Jayne declined to name the resident who made the request, which he said is the organization’s policy to protect those who contact them from potential harm.
The person used the organization’s web contact form to make the request, Jayne said, and included a photo taken by The Tribune during its coverage of Brownstown’s Hometown Christmas event Dec. 3. That photo also was enclosed in the letter sent to commissioners.
Reedy said the resident should have made a request during a commissioners meeting instead of reaching out to a Wisconsin-based organization.
“You can get on the agenda and share your concerns,” he said. “We take everyone’s concerns seriously.”
Reedy said he wouldn’t give much consideration to the letter because the commissioners handle such requests from people, not letters.
“Letters signed by groups — or anonymous — do not merit much attention,” he said.
As far as plans to remove the display, Reedy maintained it will come down after Christmas. He said he would not speculate about whether it will be placed at the courthouse again next year.

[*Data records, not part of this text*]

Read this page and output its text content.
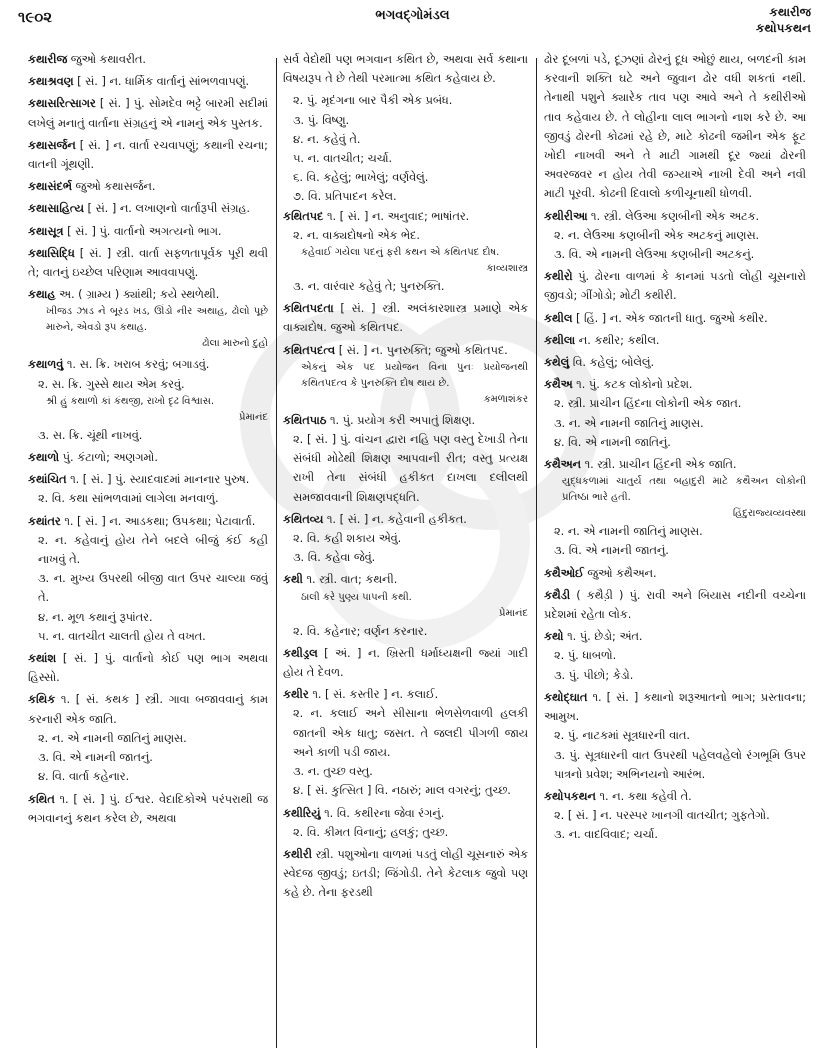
૧૯૦૨	ભગવદ્ગોમંડલ	કથારીજ
કથોપકથન
કથારીજ જુઓ કથાવરીત.
કથાશ્રવણ [ સં. ] ન. ધાર્મિક વાર્તાનું સાંભળવાપણું.
કથાસરિત્સાગર [ સં. ] પું. સોમદેવ ભટ્ટે બારમી સદીમાં લખેલું મનાતું વાર્તાના સંગ્રહનું એ નામનું એક પુસ્તક.
કથાસર્જન [ સં. ] ન. વાર્તા રચવાપણું; કથાની રચના; વાતની ગૂંથણી.
કથાસંદર્ભ જુઓ કથાસર્જન.
કથાસાહિત્ય [ સં. ] ન. લખાણનો વાર્તારૂપી સંગ્રહ.
કથાસૂત્ર [ સં. ] પું. વાર્તાનો અગત્યનો ભાગ.
કથાસિદ્ધિ [ સં. ] સ્ત્રી. વાર્તા સફળતાપૂર્વક પૂરી થવી તે; વાતનું ઇચ્છેલ પરિણામ આવવાપણું.
કથાહ અ. ( ગ્રામ્ય ) ક્યાંથી; કયે સ્થળેથી.
ખીજડ ઝાડ ને બૂરડ ખડ, ઊંડો નીર અથાહ, ઢોલો પૂછે મારુને, એવડો રૂપ કથાહ.
ઢોલા મારુનો દુહો
કથાળવું ૧. સ. ક્રિ. ખરાબ કરવું; બગાડવું.
૨. સ. ક્રિ. ગુસ્સે થાય એમ કરવું.
શ્રી હું કથાળો કાં કંથજી, રાખો દૃઢ વિશ્વાસ.
પ્રેમાનંદ
૩. સ. ક્રિ. ચૂંથી નાખવું.
કથાળો પું. કંટાળો; અણગમો.
કથાંચિત ૧. [ સં. ] પું. સ્યાદવાદમાં માનનાર પુરુષ.
૨. વિ. કથા સાંભળવામાં લાગેલા મનવાળું.
કથાંતર ૧. [ સં. ] ન. આડકથા; ઉપકથા; પેટાવાર્તા.
૨. ન. કહેવાનું હોય તેને બદલે બીજું કંઈ કહી નાખવું તે.
૩. ન. મુખ્ય ઉપરથી બીજી વાત ઉપર ચાલ્યા જવું તે.
૪. ન. મૂળ કથાનું રૂપાંતર.
૫. ન. વાતચીત ચાલતી હોય તે વખત.
કથાંશ [ સં. ] પું. વાર્તાનો કોઈ પણ ભાગ અથવા હિસ્સો.
કથિક ૧. [ સં. કથક ] સ્ત્રી. ગાવા બજાવવાનું કામ કરનારી એક જાતિ.
૨. ન. એ નામની જાતિનું માણસ.
૩. વિ. એ નામની જાતનું.
૪. વિ. વાર્તા કહેનાર.
કથિત ૧. [ સં. ] પું. ઈશ્વર. વેદાદિકોએ પરંપરાથી જ ભગવાનનું કથન કરેલ છે, અથવા
સર્વ વેદોથી પણ ભગવાન કથિત છે, અથવા સર્વ કથાના વિષયરૂપ તે છે તેથી પરમાત્મા કથિત કહેવાય છે.
૨. પું. મૃદંગના બાર પૈકી એક પ્રબંધ.
૩. પું. વિષ્ણુ.
૪. ન. કહેવું તે.
૫. ન. વાતચીત; ચર્ચા.
૬. વિ. કહેલું; ભાખેલું; વર્ણવેલું.
૭. વિ. પ્રતિપાદન કરેલ.
કથિતપદ ૧. [ સં. ] ન. અનુવાદ; ભાષાંતર.
૨. ન. વાક્યદોષનો એક ભેદ.
કહેવાઈ ગયેલા પદનું ફરી કથન એ કથિતપદ દોષ.
કાવ્યશાસ્ત્ર
૩. ન. વારંવાર કહેવું તે; પુનરુક્તિ.
કથિતપદતા [ સં. ] સ્ત્રી. અલંકારશાસ્ત્ર પ્રમાણે એક વાક્યદોષ. જુઓ કથિતપદ.
કથિતપદત્વ [ સં. ] ન. પુનરુક્તિ; જુઓ કથિતપદ.
એકનું એક પદ પ્રયોજન વિના પુનઃ પ્રયોજનથી કથિતપદત્વ કે પુનરુક્તિ દોષ થાય છે.
કમળાશંકર
કથિતપાઠ ૧. પું. પ્રયોગ કરી અપાતું શિક્ષણ.
૨. [ સં. ] પું. વાંચન દ્વારા નહિ પણ વસ્તુ દેખાડી તેના સંબંધી મોઢેથી શિક્ષણ આપવાની રીત; વસ્તુ પ્રત્યક્ષ રાખી તેના સંબંધી હકીકત દાખલા દલીલથી સમજાવવાની શિક્ષણપદ્ધતિ.
કથિતવ્ય ૧. [ સં. ] ન. કહેવાની હકીકત.
૨. વિ. કહી શકાય એવું.
૩. વિ. કહેવા જેવું.
કથી ૧. સ્ત્રી. વાત; કથની.
ઠાલી કરે પુણ્ય પાપની કથી.
પ્રેમાનંદ
૨. વિ. કહેનાર; વર્ણન કરનાર.
કથીડ્રલ [ અં. ] ન. ખ્રિસ્તી ધર્માધ્યક્ષની જ્યાં ગાદી હોય તે દેવળ.
કથીર ૧. [ સં. કસ્તીર ] ન. કલાઈ.
૨. ન. કલાઈ અને સીસાના ભેળસેળવાળી હલકી જાતની એક ધાતુ; જસત. તે જલદી પીગળી જાય અને કાળી પડી જાય.
૩. ન. તુચ્છ વસ્તુ.
૪. [ સં. કુત્સિત ] વિ. નઠારું; માલ વગરનું; તુચ્છ.
કથીરિયું ૧. વિ. કથીરના જેવા રંગનું.
૨. વિ. કીમત વિનાનું; હલકું; તુચ્છ.
કથીરી સ્ત્રી. પશુઓના વાળમાં પડતું લોહી ચૂસનારું એક સ્વેદજ જીવડું; ઇતડી; જિંગોડી. તેને કેટલાક જુવો પણ કહે છે. તેના ફરડથી
ઢોર દૂબળાં પડે, દૂઝણાં ઢોરનું દૂધ ઓછું થાય, બળદની કામ કરવાની શક્તિ ઘટે અને જુવાન ઢોર વધી શકતાં નથી. તેનાથી પશુને ક્યારેક તાવ પણ આવે અને તે કથીરીઓ તાવ કહેવાય છે. તે લોહીના લાલ ભાગનો નાશ કરે છે. આ જીવડું ઢોરની કોઢમાં રહે છે, માટે કોઢની જમીન એક ફૂટ ખોદી નાખવી અને તે માટી ગામથી દૂર જ્યાં ઢોરની અવરજવર ન હોય તેવી જગ્યાએ નાખી દેવી અને નવી માટી પૂરવી. કોઢની દિવાલો કળીચૂનાથી ધોળવી.
કથીરીઆ ૧. સ્ત્રી. લેઉઆ કણબીની એક અટક.
૨. ન. લેઉઆ કણબીની એક અટકનું માણસ.
૩. વિ. એ નામની લેઉઆ કણબીની અટકનું.
કથીરો પું. ઢોરના વાળમાં કે કાનમાં પડતો લોહી ચૂસનારો જીવડો; ગીંગોડો; મોટી કથીરી.
કથીલ [ હિં. ] ન. એક જાતની ધાતુ. જુઓ કથીર.
કથીલા ન. કથીર; કથીલ.
કથેલું વિ. કહેલું; બોલેલું.
કથૈઅ ૧. પું. કટક લોકોનો પ્રદેશ.
૨. સ્ત્રી. પ્રાચીન હિંદના લોકોની એક જાત.
૩. ન. એ નામની જાતિનું માણસ.
૪. વિ. એ નામની જાતિનું.
કથૈઅન ૧. સ્ત્રી. પ્રાચીન હિંદની એક જાતિ.
યુદ્ધકળામાં ચાતુર્ય તથા બહાદુરી માટે કથૈઅન લોકોની પ્રતિષ્ઠા ભારે હતી.
હિંદુરાજ્યવ્યવસ્થા
૨. ન. એ નામની જાતિનું માણસ.
૩. વિ. એ નામની જાતનું.
કથૈઓઈ જુઓ કથૈઅન.
કથૈડી ( કથૈડ઼ી ) પું. રાવી અને બિયાસ નદીની વચ્ચેના પ્રદેશમાં રહેતા લોક.
કથો ૧. પું. છેડો; અંત.
૨. પું. ધાબળો.
૩. પું. પીછો; કેડો.
કથોદ્ઘાત ૧. [ સં. ] કથાનો શરૂઆતનો ભાગ; પ્રસ્તાવના; આમુખ.
૨. પું. નાટકમાં સૂત્રધારની વાત.
૩. પું. સૂત્રધારની વાત ઉપરથી પહેલવહેલો રંગભૂમિ ઉપર પાત્રનો પ્રવેશ; અભિનયનો આરંભ.
કથોપકથન ૧. ન. કથા કહેવી તે.
૨. [ સં. ] ન. પરસ્પર ખાનગી વાતચીત; ગુફતેગો.
૩. ન. વાદવિવાદ; ચર્ચા.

Reedy cited Matthew 6:34 as a reason why. The verse encourages Christians to not worry about the future because the present has its own concerns.
“I don’t know if we’ll be here next year, so I’m not going to speculate,” he said.
Jayne said the organization prefers the display be taken down immediately but would follow up next year if the Nativity scene is used again. He said the organization prefers to handle issues through discussion and education, rather than lawsuits, but action is never taken off of the table.
“As long as they leave this religious display up, they’re vulnerable to a lawsuit from us or anybody else,” he said.
Reedy added he is doing what most of his constituents expect of him.
“I think most of my constituents probably have Nativity scenes up. I think I’m doing what a majority of my constituents want me to do anyway,” he said.
Reedy said the courthouse lawn also includes information about veterans, prompting him to question whether the organization has concerns about it.
“Is that offensive to them, as well?” he said. “If they would come in public, I would ask them that. Instead, they’re hiding behind ink.”